Bis dahin waren alle relevanten Angaben zu Personen eines Dorfes durch die Kirche erfasst und archiviert worden. Alle diesbezüglichen Zeugnisse und Dokumente wurden dort erstellt. Schul- und Militärlisten wurden gleichfalls dort erstellt. Die Standesamtbezirke übernahmen die gleichen Orte des Kirchsprengels und vorsichtshalber einen Kirchenmann, in der Regel den jeweiligen Küster in die Besetzung der Standesämter. So wurden in dem für uns zuständigen Standesamt Steffenshagen der Gutspächter Ahrens vereidigter Standesbeamter und Küster Dau sowie der Schulze Bull aus Ober-Steffenshagen seine Stellvertreter. Zuständig war das Standesamt für ca. 1200 Seelen.

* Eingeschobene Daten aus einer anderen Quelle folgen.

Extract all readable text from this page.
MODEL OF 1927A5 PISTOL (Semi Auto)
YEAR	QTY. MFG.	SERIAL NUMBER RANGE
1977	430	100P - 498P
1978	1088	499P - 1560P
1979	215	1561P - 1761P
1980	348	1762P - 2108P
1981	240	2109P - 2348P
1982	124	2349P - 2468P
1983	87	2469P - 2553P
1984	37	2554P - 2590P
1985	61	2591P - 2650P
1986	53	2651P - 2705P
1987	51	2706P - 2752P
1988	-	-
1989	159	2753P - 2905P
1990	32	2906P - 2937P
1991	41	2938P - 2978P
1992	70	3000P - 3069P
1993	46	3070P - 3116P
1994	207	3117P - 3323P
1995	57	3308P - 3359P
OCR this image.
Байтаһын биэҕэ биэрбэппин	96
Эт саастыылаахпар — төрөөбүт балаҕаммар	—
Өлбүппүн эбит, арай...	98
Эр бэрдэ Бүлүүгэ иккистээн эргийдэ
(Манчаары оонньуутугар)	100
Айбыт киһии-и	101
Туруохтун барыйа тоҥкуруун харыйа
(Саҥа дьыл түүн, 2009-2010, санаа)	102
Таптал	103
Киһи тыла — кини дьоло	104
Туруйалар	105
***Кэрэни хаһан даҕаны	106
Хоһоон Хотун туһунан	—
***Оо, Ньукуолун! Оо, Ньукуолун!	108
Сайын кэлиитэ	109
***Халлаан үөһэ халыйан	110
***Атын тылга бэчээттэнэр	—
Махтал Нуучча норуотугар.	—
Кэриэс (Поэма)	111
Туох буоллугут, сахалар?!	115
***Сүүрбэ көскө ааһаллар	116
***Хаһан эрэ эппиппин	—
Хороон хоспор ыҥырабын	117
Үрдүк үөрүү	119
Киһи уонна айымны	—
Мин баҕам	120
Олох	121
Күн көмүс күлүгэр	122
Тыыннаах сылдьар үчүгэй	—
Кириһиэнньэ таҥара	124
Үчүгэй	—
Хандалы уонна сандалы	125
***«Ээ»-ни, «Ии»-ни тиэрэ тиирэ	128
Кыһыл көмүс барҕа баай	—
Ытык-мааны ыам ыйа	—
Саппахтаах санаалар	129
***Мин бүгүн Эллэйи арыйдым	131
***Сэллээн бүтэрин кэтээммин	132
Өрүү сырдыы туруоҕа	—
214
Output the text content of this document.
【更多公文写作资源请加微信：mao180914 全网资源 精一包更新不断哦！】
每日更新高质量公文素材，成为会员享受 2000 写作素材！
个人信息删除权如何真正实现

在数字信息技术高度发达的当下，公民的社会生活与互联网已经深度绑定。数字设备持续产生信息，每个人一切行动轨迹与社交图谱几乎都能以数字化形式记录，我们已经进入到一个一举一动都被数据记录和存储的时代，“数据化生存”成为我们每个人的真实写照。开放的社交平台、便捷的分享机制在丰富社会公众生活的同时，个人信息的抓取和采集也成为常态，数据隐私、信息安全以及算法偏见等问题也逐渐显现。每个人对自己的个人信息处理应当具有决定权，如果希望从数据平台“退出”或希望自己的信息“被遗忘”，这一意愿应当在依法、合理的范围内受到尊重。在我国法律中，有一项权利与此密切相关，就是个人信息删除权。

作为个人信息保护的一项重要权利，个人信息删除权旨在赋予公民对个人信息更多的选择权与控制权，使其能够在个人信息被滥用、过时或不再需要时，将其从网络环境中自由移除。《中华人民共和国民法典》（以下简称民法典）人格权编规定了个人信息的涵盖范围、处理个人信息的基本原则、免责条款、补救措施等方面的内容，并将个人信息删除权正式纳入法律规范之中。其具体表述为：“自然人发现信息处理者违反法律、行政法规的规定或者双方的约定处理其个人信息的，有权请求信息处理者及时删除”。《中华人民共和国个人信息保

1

Nach dem Tod des Standesbeamten Ahrens vom Hof Steffenshagen wurde 1899 durch die herzogliche Verwaltung ein neuer Standesbeamter mit zwei Stellvertretern berufen. Die Ernennung zweier Stellvertreter lässt erkennen, wie wichtig der Domanialverwaltung das Personenstandswesen war. Es wurden berufen: Zum Standesbeamten der Küster Weber aus Steffenshagen, zum 1. Stellvertreter der Schulze Barten aus Ober- Steffenshagen, zum 2. Stellvertreter der Erbpächter H. Böckmann aus Nieder- Steffenshagen.